If you can figure out how many "cells" were in the selenium rectifier, then you can figure out what the voltage drop should have been. Roughly 0.9 - 1v per "cell". If you want similar characteristics, you can add a 5W or 10W resistor in series with the diode to affect the same voltage drop and some amount of current limiting.

Better, if you can find out what the B+ "should" be, work to that. Since it's also likely that mains voltages have increased, you can factor that in at the same time.
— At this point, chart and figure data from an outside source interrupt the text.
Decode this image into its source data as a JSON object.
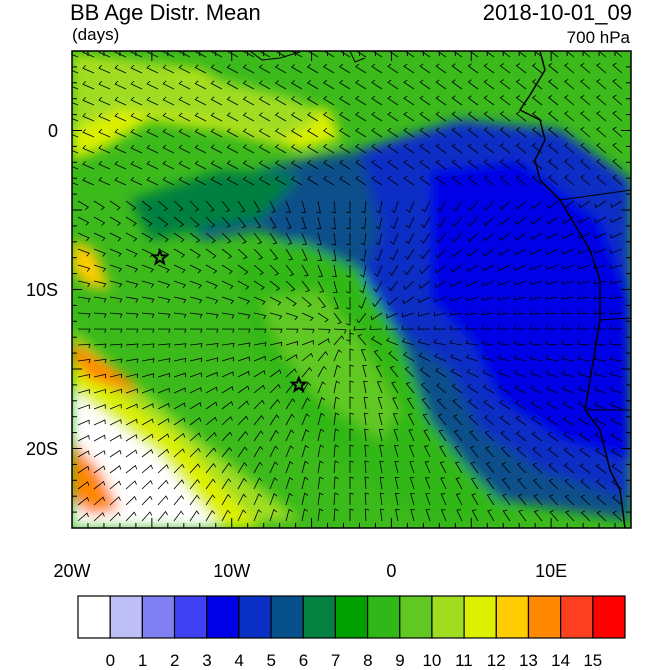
{
  "header": {
    "title": "BB Age Distr. Mean",
    "units": "(days)",
    "datetime": "2018-10-01_09",
    "level": "700 hPa"
  },
  "map": {
    "lon_range": [
      -20,
      15
    ],
    "lat_range": [
      -25,
      5
    ],
    "lon_ticks": [
      {
        "value": -20,
        "label": "20W"
      },
      {
        "value": -10,
        "label": "10W"
      },
      {
        "value": 0,
        "label": "0"
      },
      {
        "value": 10,
        "label": "10E"
      }
    ],
    "lat_ticks": [
      {
        "value": 0,
        "label": "0"
      },
      {
        "value": -10,
        "label": "10S"
      },
      {
        "value": -20,
        "label": "20S"
      }
    ],
    "markers": [
      {
        "name": "star-marker-west",
        "lon": -14.5,
        "lat": -8
      },
      {
        "name": "star-marker-south",
        "lon": -5.8,
        "lat": -16
      }
    ]
  },
  "colorbar": {
    "labels": [
      "0",
      "1",
      "2",
      "3",
      "4",
      "5",
      "6",
      "7",
      "8",
      "9",
      "10",
      "11",
      "12",
      "13",
      "14",
      "15"
    ],
    "colors": [
      "#ffffff",
      "#bfbff7",
      "#8080f2",
      "#4040f5",
      "#0000e6",
      "#0a2fc4",
      "#07508a",
      "#048040",
      "#00a000",
      "#30b818",
      "#60c820",
      "#a0dd20",
      "#ddf000",
      "#ffcc00",
      "#ff8800",
      "#ff4020",
      "#ff0000"
    ]
  }
}
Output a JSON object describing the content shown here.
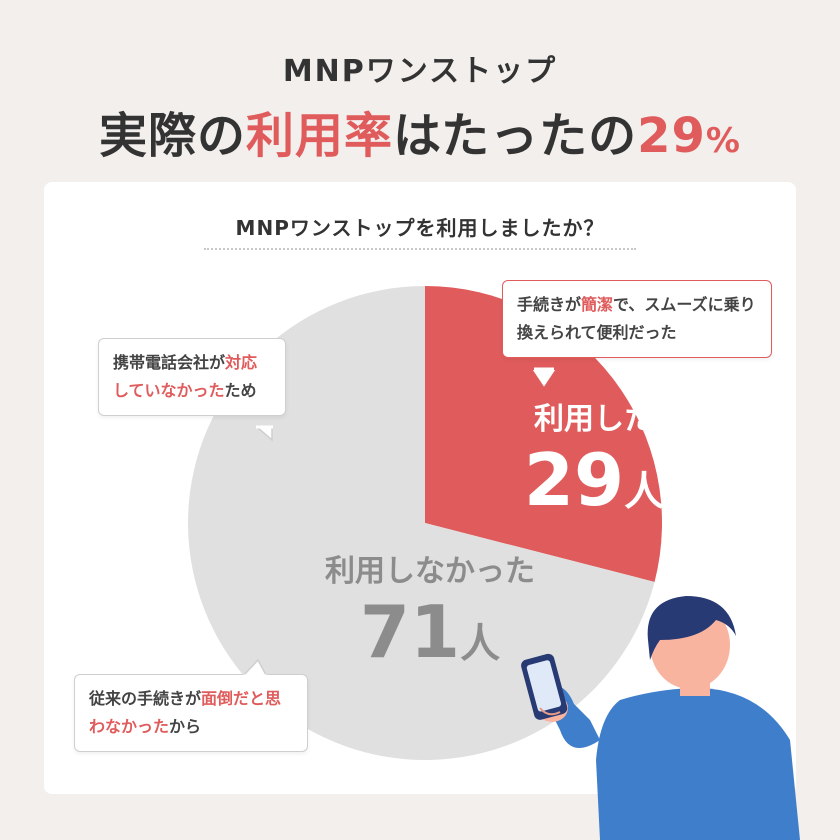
{
  "header": {
    "subtitle": "MNPワンストップ",
    "title_part1": "実際の",
    "title_accent": "利用率",
    "title_part2": "はたったの",
    "title_value": "29",
    "title_pct": "%"
  },
  "question": "MNPワンストップを利用しましたか？",
  "colors": {
    "used": "#e05c5c",
    "not_used": "#e0e0e0",
    "background": "#f2efed",
    "accent": "#e05c5c"
  },
  "chart_data": {
    "type": "pie",
    "title": "MNPワンストップを利用しましたか？",
    "unit": "人",
    "slices": [
      {
        "label": "利用した",
        "value": 29,
        "color": "#e05c5c"
      },
      {
        "label": "利用しなかった",
        "value": 71,
        "color": "#e0e0e0"
      }
    ]
  },
  "comments": [
    {
      "parts": [
        {
          "t": "手続きが"
        },
        {
          "t": "簡潔",
          "hl": true
        },
        {
          "t": "で、スムーズに乗り換えられて便利だった"
        }
      ]
    },
    {
      "parts": [
        {
          "t": "携帯電話会社が"
        },
        {
          "t": "対応していなかった",
          "hl": true
        },
        {
          "t": "ため"
        }
      ]
    },
    {
      "parts": [
        {
          "t": "従来の手続きが"
        },
        {
          "t": "面倒",
          "hl": true
        },
        {
          "t": "だと思わなかった",
          "hl": true
        },
        {
          "t": "から"
        }
      ]
    }
  ],
  "icons": {
    "person": "person-with-phone-icon"
  }
}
All that said - if it's high by 5-10% - it is probably not going to cause a huge problem, provided you can set bias correctly.
 
I should add. 1v/cell is at low current. If the amp loads it quite a bit, you'll want to factor in the series resistance too, somewhere 100-200 ohms and as you surmise likely increases as the device ages. Should get you close to the mark if you can't find service data.
 
What a beauty!
345 VoltsDC is a very good choice of B+ for type EL84's. You're fortunate that the amp has a 240 VAC primary, pretty close to current line voltage in the UK, IIRC. In America, amps of this era were made for considerably lower line voltages than we see these days.
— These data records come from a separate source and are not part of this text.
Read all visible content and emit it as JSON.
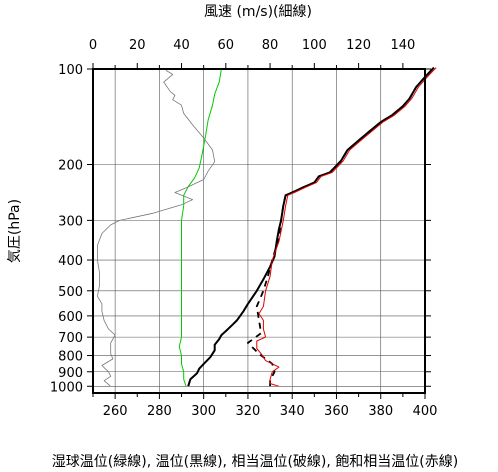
{
  "chart_data": {
    "type": "line",
    "title": "",
    "xlabel_top": "風速 (m/s)(細線)",
    "xlabel_bottom": "湿球温位(緑線), 温位(黒線), 相当温位(破線), 飽和相当温位(赤線)",
    "ylabel": "気圧(hPa)",
    "y_scale": "log",
    "y_inverted": true,
    "ylim": [
      1050,
      100
    ],
    "yticks": [
      100,
      200,
      300,
      400,
      500,
      600,
      700,
      800,
      900,
      1000
    ],
    "xlim_bottom": [
      250,
      400
    ],
    "xticks_bottom": [
      260,
      280,
      300,
      320,
      340,
      360,
      380,
      400
    ],
    "xlim_top": [
      0,
      150
    ],
    "xticks_top": [
      0,
      20,
      40,
      60,
      80,
      100,
      120,
      140
    ],
    "grid": true,
    "series": [
      {
        "color": "#000000",
        "style": "solid",
        "axis": "bottom",
        "points": [
          [
            293,
            1000
          ],
          [
            294,
            950
          ],
          [
            297,
            910
          ],
          [
            298,
            880
          ],
          [
            300,
            850
          ],
          [
            303,
            810
          ],
          [
            305,
            770
          ],
          [
            305,
            740
          ],
          [
            307,
            710
          ],
          [
            308,
            690
          ],
          [
            310,
            670
          ],
          [
            313,
            640
          ],
          [
            315,
            620
          ],
          [
            318,
            580
          ],
          [
            320,
            550
          ],
          [
            324,
            500
          ],
          [
            327,
            460
          ],
          [
            330,
            420
          ],
          [
            332,
            390
          ],
          [
            333,
            350
          ],
          [
            334,
            320
          ],
          [
            335,
            300
          ],
          [
            336,
            270
          ],
          [
            337,
            250
          ],
          [
            340,
            245
          ],
          [
            345,
            236
          ],
          [
            350,
            228
          ],
          [
            352,
            218
          ],
          [
            357,
            212
          ],
          [
            362,
            195
          ],
          [
            365,
            180
          ],
          [
            370,
            168
          ],
          [
            375,
            157
          ],
          [
            380,
            147
          ],
          [
            385,
            140
          ],
          [
            390,
            131
          ],
          [
            393,
            124
          ],
          [
            396,
            114
          ],
          [
            400,
            106
          ],
          [
            404,
            99
          ]
        ]
      },
      {
        "color": "#000000",
        "style": "dashed",
        "axis": "bottom",
        "points": [
          [
            330,
            1000
          ],
          [
            330,
            960
          ],
          [
            332,
            900
          ],
          [
            331,
            850
          ],
          [
            325,
            790
          ],
          [
            320,
            730
          ],
          [
            326,
            680
          ],
          [
            325,
            620
          ],
          [
            324,
            560
          ],
          [
            327,
            500
          ],
          [
            329,
            450
          ],
          [
            331,
            400
          ],
          [
            334,
            340
          ],
          [
            335,
            300
          ],
          [
            336,
            270
          ],
          [
            337,
            250
          ],
          [
            340,
            245
          ],
          [
            345,
            236
          ],
          [
            350,
            228
          ],
          [
            352,
            218
          ],
          [
            357,
            212
          ],
          [
            362,
            195
          ],
          [
            365,
            180
          ],
          [
            370,
            168
          ],
          [
            375,
            157
          ],
          [
            380,
            147
          ],
          [
            385,
            140
          ],
          [
            390,
            131
          ],
          [
            393,
            124
          ],
          [
            396,
            114
          ],
          [
            400,
            106
          ],
          [
            404,
            99
          ]
        ]
      },
      {
        "color": "#e00000",
        "style": "solid",
        "axis": "bottom",
        "points": [
          [
            334,
            1000
          ],
          [
            330,
            980
          ],
          [
            330,
            950
          ],
          [
            331,
            900
          ],
          [
            334,
            870
          ],
          [
            328,
            830
          ],
          [
            326,
            790
          ],
          [
            324,
            760
          ],
          [
            324,
            720
          ],
          [
            328,
            700
          ],
          [
            327,
            660
          ],
          [
            327,
            620
          ],
          [
            325,
            590
          ],
          [
            327,
            560
          ],
          [
            328,
            500
          ],
          [
            330,
            450
          ],
          [
            331,
            400
          ],
          [
            334,
            350
          ],
          [
            336,
            300
          ],
          [
            337,
            270
          ],
          [
            338,
            250
          ],
          [
            341,
            245
          ],
          [
            346,
            236
          ],
          [
            351,
            228
          ],
          [
            353,
            218
          ],
          [
            358,
            212
          ],
          [
            363,
            195
          ],
          [
            366,
            180
          ],
          [
            371,
            168
          ],
          [
            376,
            157
          ],
          [
            381,
            147
          ],
          [
            386,
            140
          ],
          [
            391,
            131
          ],
          [
            394,
            124
          ],
          [
            397,
            114
          ],
          [
            401,
            106
          ],
          [
            405,
            99
          ]
        ]
      },
      {
        "color": "#00cc00",
        "style": "solid",
        "axis": "bottom",
        "points": [
          [
            292,
            1000
          ],
          [
            291,
            950
          ],
          [
            291,
            900
          ],
          [
            290,
            850
          ],
          [
            290,
            800
          ],
          [
            289,
            750
          ],
          [
            290,
            700
          ],
          [
            290,
            650
          ],
          [
            290,
            600
          ],
          [
            290,
            550
          ],
          [
            290,
            500
          ],
          [
            290,
            450
          ],
          [
            290,
            400
          ],
          [
            290,
            350
          ],
          [
            290,
            300
          ],
          [
            291,
            270
          ],
          [
            291,
            250
          ],
          [
            293,
            235
          ],
          [
            296,
            220
          ],
          [
            298,
            205
          ],
          [
            299,
            190
          ],
          [
            300,
            175
          ],
          [
            301,
            160
          ],
          [
            302,
            145
          ],
          [
            304,
            130
          ],
          [
            305,
            120
          ],
          [
            307,
            110
          ],
          [
            308,
            100
          ]
        ]
      },
      {
        "color": "#777777",
        "style": "thin",
        "axis": "top",
        "points": [
          [
            8,
            1000
          ],
          [
            5,
            960
          ],
          [
            8,
            930
          ],
          [
            7,
            900
          ],
          [
            4,
            860
          ],
          [
            9,
            820
          ],
          [
            8,
            790
          ],
          [
            8,
            760
          ],
          [
            8,
            730
          ],
          [
            10,
            690
          ],
          [
            7,
            660
          ],
          [
            5,
            620
          ],
          [
            4,
            580
          ],
          [
            4,
            550
          ],
          [
            2,
            520
          ],
          [
            3,
            480
          ],
          [
            3,
            440
          ],
          [
            2,
            400
          ],
          [
            2,
            360
          ],
          [
            4,
            330
          ],
          [
            8,
            310
          ],
          [
            12,
            300
          ],
          [
            27,
            285
          ],
          [
            40,
            268
          ],
          [
            45,
            258
          ],
          [
            37,
            245
          ],
          [
            42,
            237
          ],
          [
            50,
            223
          ],
          [
            52,
            210
          ],
          [
            55,
            196
          ],
          [
            54,
            180
          ],
          [
            50,
            165
          ],
          [
            45,
            150
          ],
          [
            41,
            138
          ],
          [
            40,
            130
          ],
          [
            36,
            125
          ],
          [
            37,
            121
          ],
          [
            35,
            118
          ],
          [
            32,
            110
          ],
          [
            36,
            104
          ],
          [
            33,
            101
          ]
        ]
      }
    ]
  }
}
You doubtless already know how to deal with ancient power supply electrolytic caps and to check the coupling caps feeding the output valve grids, for current leakage.
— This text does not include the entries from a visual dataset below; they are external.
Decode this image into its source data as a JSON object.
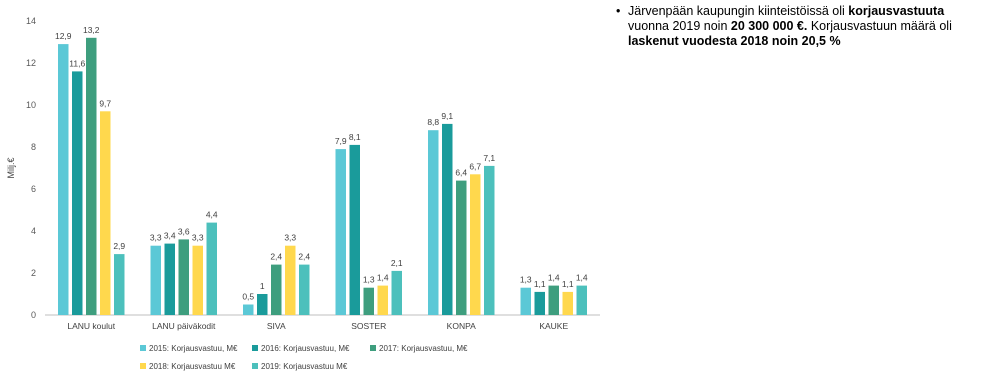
{
  "chart_data": {
    "type": "bar",
    "ylabel": "Milj.€",
    "ylim": [
      0,
      14
    ],
    "yticks": [
      0,
      2,
      4,
      6,
      8,
      10,
      12,
      14
    ],
    "categories": [
      "LANU koulut",
      "LANU päiväkodit",
      "SIVA",
      "SOSTER",
      "KONPA",
      "KAUKE"
    ],
    "series": [
      {
        "name": "2015: Korjausvastuu, M€",
        "color": "#5BC8D6",
        "values": [
          12.9,
          3.3,
          0.5,
          7.9,
          8.8,
          1.3
        ],
        "labels": [
          "12,9",
          "3,3",
          "0,5",
          "7,9",
          "8,8",
          "1,3"
        ]
      },
      {
        "name": "2016: Korjausvastuu, M€",
        "color": "#1A9B9B",
        "values": [
          11.6,
          3.4,
          1,
          8.1,
          9.1,
          1.1
        ],
        "labels": [
          "11,6",
          "3,4",
          "1",
          "8,1",
          "9,1",
          "1,1"
        ]
      },
      {
        "name": "2017: Korjausvastuu, M€",
        "color": "#3E9E7E",
        "values": [
          13.2,
          3.6,
          2.4,
          1.3,
          6.4,
          1.4
        ],
        "labels": [
          "13,2",
          "3,6",
          "2,4",
          "1,3",
          "6,4",
          "1,4"
        ]
      },
      {
        "name": "2018: Korjausvastuu M€",
        "color": "#FFD84D",
        "values": [
          9.7,
          3.3,
          3.3,
          1.4,
          6.7,
          1.1
        ],
        "labels": [
          "9,7",
          "3,3",
          "3,3",
          "1,4",
          "6,7",
          "1,1"
        ]
      },
      {
        "name": "2019: Korjausvastuu M€",
        "color": "#4CC0BC",
        "values": [
          2.9,
          4.4,
          2.4,
          2.1,
          7.1,
          1.4
        ],
        "labels": [
          "2,9",
          "4,4",
          "2,4",
          "2,1",
          "7,1",
          "1,4"
        ]
      }
    ],
    "grid": false,
    "legend": "bottom"
  },
  "note": {
    "bullet": "•",
    "t1": "Järvenpään kaupungin kiinteistöissä oli ",
    "b1": "korjausvastuuta",
    "t2": " vuonna 2019 noin ",
    "b2": "20 300 000 €.",
    "t3": " Korjausvastuun määrä oli ",
    "b3": "laskenut vuodesta 2018 noin 20,5 %"
  }
}
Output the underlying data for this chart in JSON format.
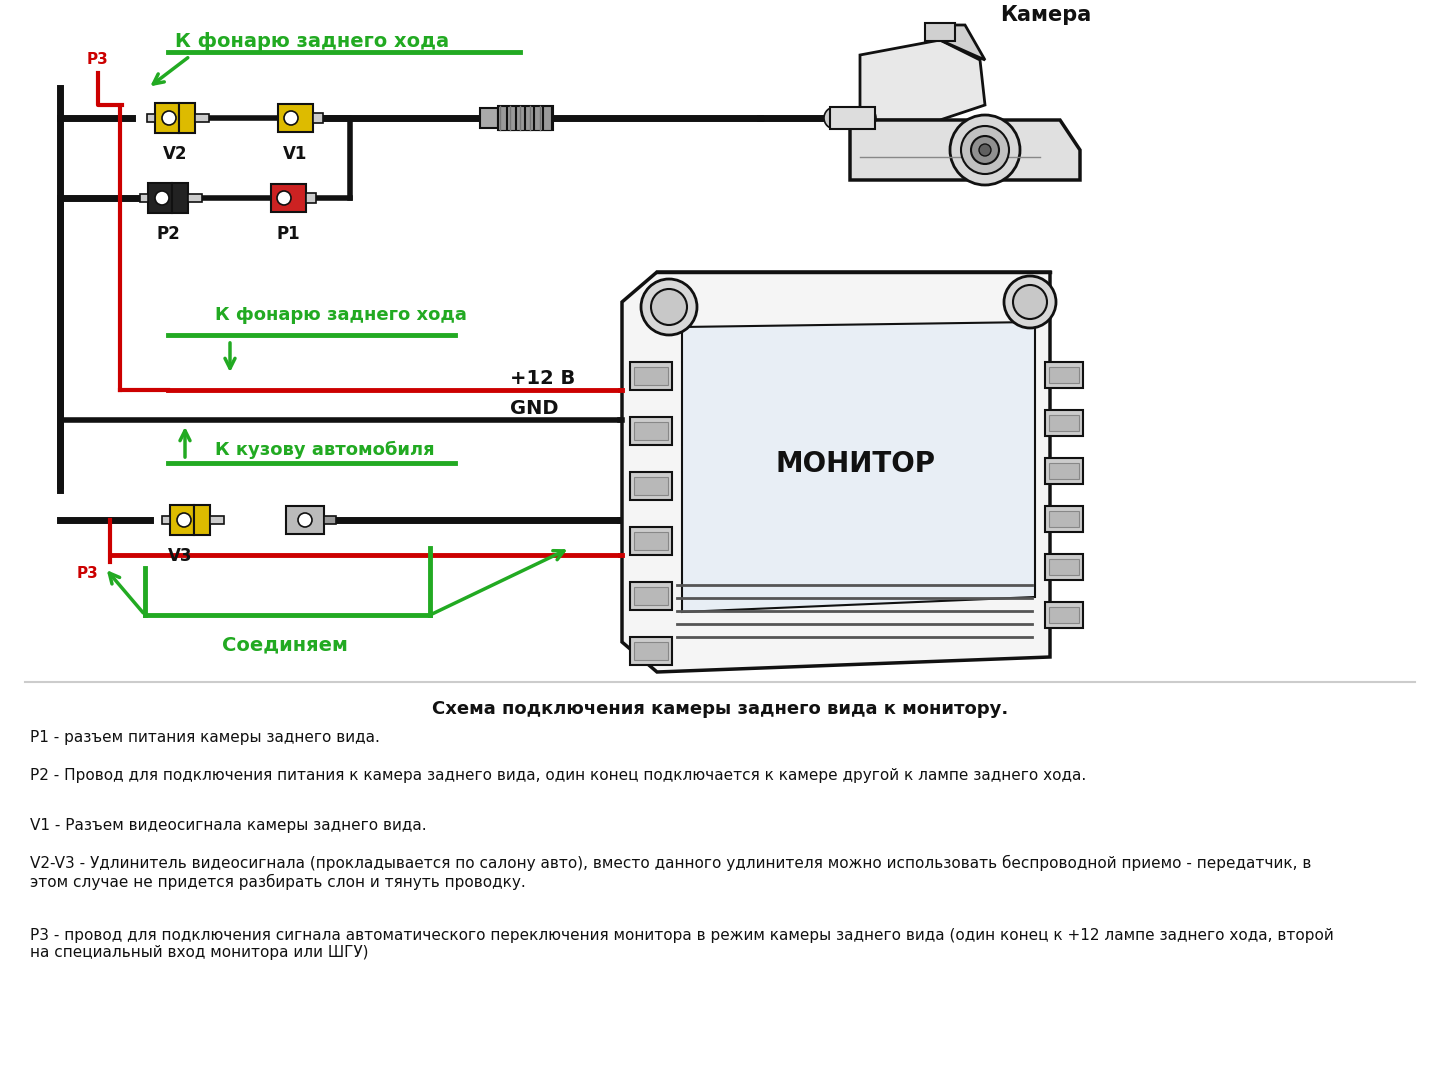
{
  "bg_color": "#ffffff",
  "label_camera": "Камера",
  "label_monitor": "МОНИТОР",
  "label_v1": "V1",
  "label_v2": "V2",
  "label_v3": "V3",
  "label_p1": "P1",
  "label_p2": "P2",
  "label_p3": "P3",
  "label_back_light_top": "К фонарю заднего хода",
  "label_back_light_mid": "К фонарю заднего хода",
  "label_body": "К кузову автомобиля",
  "label_connect": "Соединяем",
  "label_12v": "+12 В",
  "label_gnd": "GND",
  "color_green": "#22aa22",
  "color_red": "#cc0000",
  "color_black": "#111111",
  "color_yellow": "#ddbb00",
  "color_gray": "#888888",
  "color_lightgray": "#cccccc",
  "desc_title": "Схема подключения камеры заднего вида к монитору.",
  "desc_p1": "Р1 - разъем питания камеры заднего вида.",
  "desc_p2": "Р2 - Провод для подключения питания к камера заднего вида, один конец подключается к камере другой к лампе заднего хода.",
  "desc_v1": "V1 - Разъем видеосигнала камеры заднего вида.",
  "desc_v2v3": "V2-V3 - Удлинитель видеосигнала (прокладывается по салону авто), вместо данного удлинителя можно использовать беспроводной приемо - передатчик, в\nэтом случае не придется разбирать слон и тянуть проводку.",
  "desc_p3": "Р3 - провод для подключения сигнала автоматического переключения монитора в режим камеры заднего вида (один конец к +12 лампе заднего хода, второй\nна специальный вход монитора или ШГУ)"
}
Although I get a lot of push-back, I always recommend folks convert the ubiquitous common cathode resistors in the output stages to separate, individual resistors and bypass caps for each valve. Use a big cap, 470uF or 1000uF if it'll fit.


YOS,
Chris
 
I agree with the favorable assessment of the piece. :up:

15 WPC from PP EL84s, for 30 W. total, is very reasonable. OTOH, 30 WPC is utter nonsense. Rules and regulations regarding amplifier power claims were tightened up, after that beauty was built.
 
What a beauty!
345 VoltsDC is a very good choice of B+ for type EL84's. You're fortunate that the amp has a 240 VAC primary, pretty close to current line voltage in the UK, IIRC. In America, amps of this era were made for considerably lower line voltages than we see these days.
Chris

Strangely although the given voltages are 110/240 the voltage selector is marked at 110/130/145/220/245

selector.jpg
 
That's a lot, didn't know selenium rectifiers were that inefficient. Did you also experiment with adding a series resistor for each diode? May be that will be more effective in smoothen the PS noise than a (larger) single resistor after the rectifier. Won't look original then 😉
 
What voltage do you measure at the EL84 anodes? They will have a short life at anything over 340 volts in fixed bias...
You could measure the total current draw if you measure the voltage drop across the 50Ω
resistor from the rectifier (eg by Ohms law, 8 volts would equate to 160mA and so on.)
From that you can guestimate the dissipation of each EL84 and try and keep it below 14 Watts each... some EL84s are not as good as others.